The Potatoes transform the land into rivers and forests to grow new seed units, plant tree-turrets, and harvest forests. The Business Demons are the opposite, preferring to pave over land and dig up oil to fuel their machines and increase faction leader Bill Milton's stock portfolio. The emphasis on environmental synergy, such as igniting oil patches or zapping units on wet tiles, brought back fond memories for me of manipulating the battlefield in Divinity: Original Sin 2.

Gem Wizards' other neat feature is unit bumping. Certain skills can physically bump and shove ally or enemy units in different directions, a la Into the Breach. Bumping can knock units off important defensive tiles, shove them into other enemies, or even send them careening off the map itself, resulting in any instant kill (and a humorous death cry). The poor Potato Roll Guard, while possessing superior defense, has a nasty trait that keeps them rolling in a direction if bumped—possibly right off the map.

Bumping and terraforming are fun but also crucial to winning matches. Beneath the head-bopping soundtrack and colorful pixel art this is one of the more challenging tactics games I've played. With overwhelming forces surrounding my meager army after only a few matches, and roguelike permadeath for each unit penalizing the slightest error or overextension, I found the campaign brutally impossible, even when multiple difficulty settings were added in a post-launch patch. 

(Image credit: Keith Burgun Games)

Custom and ranked missions against AI, which stick me with a random starting team, feel much more balanced. I'm enjoying ranked missions the most, reaching rank five after half a dozen wins before I suffered my first loss. The lack of unit progression is a bummer, but it's a far smoother curve than the overtuned campaign. 

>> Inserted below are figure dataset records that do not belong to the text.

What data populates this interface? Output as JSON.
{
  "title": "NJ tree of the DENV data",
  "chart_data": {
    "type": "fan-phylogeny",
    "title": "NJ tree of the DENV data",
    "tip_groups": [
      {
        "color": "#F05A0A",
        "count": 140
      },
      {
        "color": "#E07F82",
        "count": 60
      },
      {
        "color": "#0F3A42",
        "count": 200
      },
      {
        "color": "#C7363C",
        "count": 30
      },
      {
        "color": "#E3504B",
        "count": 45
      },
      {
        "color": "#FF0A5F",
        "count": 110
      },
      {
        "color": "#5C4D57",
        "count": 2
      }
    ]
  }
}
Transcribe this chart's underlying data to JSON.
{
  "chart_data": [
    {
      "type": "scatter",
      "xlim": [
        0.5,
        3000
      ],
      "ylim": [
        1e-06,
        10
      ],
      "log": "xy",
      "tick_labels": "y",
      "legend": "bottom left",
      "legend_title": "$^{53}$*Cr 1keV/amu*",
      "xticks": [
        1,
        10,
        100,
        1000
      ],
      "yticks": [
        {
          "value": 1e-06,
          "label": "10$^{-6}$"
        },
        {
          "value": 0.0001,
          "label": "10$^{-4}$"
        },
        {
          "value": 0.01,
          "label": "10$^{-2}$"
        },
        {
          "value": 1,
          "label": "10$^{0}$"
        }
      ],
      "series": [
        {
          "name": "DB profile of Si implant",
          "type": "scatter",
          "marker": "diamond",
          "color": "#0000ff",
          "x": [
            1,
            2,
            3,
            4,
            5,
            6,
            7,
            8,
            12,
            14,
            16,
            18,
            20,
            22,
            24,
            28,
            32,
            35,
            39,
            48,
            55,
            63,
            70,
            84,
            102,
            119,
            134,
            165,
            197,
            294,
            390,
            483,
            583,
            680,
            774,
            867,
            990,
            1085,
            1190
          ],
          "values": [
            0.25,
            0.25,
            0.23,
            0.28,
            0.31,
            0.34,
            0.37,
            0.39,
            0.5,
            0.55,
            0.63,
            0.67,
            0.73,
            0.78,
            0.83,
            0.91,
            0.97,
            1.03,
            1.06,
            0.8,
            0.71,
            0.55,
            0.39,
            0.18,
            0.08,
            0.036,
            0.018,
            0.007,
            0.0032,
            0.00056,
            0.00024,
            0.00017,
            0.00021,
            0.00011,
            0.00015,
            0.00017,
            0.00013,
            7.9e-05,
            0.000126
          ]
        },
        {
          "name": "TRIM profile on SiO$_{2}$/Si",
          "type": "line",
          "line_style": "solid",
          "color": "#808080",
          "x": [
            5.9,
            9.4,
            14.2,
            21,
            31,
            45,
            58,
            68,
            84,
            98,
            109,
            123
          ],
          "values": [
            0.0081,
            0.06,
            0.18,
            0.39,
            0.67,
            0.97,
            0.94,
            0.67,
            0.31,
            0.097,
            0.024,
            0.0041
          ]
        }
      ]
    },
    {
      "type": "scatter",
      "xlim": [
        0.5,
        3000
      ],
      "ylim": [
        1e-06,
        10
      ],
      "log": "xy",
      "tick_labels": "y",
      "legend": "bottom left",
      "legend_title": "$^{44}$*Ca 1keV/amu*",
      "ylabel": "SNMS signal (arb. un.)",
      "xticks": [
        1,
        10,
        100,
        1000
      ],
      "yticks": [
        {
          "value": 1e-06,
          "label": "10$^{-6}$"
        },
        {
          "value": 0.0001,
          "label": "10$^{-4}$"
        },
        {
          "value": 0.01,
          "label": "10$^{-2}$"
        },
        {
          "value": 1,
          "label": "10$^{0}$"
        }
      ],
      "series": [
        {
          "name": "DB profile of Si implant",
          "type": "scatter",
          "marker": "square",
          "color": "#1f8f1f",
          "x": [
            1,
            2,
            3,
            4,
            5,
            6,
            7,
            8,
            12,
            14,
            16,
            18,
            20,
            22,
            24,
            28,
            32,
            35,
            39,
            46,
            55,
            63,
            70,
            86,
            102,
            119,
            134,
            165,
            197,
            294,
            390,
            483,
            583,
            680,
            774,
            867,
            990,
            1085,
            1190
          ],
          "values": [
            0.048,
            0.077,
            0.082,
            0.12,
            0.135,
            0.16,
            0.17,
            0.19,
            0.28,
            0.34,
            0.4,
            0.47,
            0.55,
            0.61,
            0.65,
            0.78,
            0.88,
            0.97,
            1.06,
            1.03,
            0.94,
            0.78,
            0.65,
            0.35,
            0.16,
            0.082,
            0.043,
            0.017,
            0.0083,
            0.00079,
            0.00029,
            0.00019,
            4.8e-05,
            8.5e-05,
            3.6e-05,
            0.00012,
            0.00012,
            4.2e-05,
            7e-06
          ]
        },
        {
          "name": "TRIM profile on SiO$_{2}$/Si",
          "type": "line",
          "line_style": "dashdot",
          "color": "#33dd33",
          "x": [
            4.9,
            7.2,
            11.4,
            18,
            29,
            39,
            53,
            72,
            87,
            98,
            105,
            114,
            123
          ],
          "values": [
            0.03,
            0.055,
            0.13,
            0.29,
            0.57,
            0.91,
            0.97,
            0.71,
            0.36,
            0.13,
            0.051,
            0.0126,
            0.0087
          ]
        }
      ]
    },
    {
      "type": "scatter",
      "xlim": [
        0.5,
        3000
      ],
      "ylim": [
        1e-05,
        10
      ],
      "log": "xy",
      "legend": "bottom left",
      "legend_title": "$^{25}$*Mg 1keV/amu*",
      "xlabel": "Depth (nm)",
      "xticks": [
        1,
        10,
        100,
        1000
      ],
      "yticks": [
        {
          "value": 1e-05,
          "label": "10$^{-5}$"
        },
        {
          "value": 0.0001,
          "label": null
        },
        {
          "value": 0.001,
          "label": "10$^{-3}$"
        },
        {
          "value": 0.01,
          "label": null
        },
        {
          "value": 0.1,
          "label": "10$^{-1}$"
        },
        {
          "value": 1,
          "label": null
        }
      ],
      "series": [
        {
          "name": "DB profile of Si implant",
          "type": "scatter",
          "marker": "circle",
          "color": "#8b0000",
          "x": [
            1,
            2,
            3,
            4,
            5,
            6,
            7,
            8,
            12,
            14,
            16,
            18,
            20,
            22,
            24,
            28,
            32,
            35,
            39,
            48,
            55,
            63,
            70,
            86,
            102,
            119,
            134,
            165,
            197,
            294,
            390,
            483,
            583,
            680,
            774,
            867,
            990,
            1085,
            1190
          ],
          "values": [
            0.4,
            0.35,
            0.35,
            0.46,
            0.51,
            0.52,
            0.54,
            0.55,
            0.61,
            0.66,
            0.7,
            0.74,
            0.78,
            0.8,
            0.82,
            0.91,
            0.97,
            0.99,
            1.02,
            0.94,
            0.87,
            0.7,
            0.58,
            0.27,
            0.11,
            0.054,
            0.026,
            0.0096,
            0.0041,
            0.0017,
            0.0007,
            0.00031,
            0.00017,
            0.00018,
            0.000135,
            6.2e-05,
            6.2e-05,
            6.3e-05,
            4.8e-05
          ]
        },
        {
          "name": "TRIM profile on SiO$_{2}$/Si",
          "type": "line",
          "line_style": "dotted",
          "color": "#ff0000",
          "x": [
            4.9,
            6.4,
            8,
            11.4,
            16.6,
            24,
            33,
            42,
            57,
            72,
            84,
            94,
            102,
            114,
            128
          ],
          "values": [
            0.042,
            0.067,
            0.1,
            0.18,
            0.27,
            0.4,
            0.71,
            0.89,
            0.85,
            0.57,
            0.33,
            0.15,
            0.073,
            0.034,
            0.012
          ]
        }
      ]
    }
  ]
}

Despite the harsh difficulty spikes, I'm enjoying discovering unit synergies and playing a full match in bite-size bursts. The potatoes and business demons are a hilarious reprieve from typical fantasy tropes, and the random map and unit generation creates plenty of replayability. The balance isn't right yet, but the solo developer has already released several patches and updates—including turning down the difficulty of the campaign in the most recent patch—and promises more factions are on the way.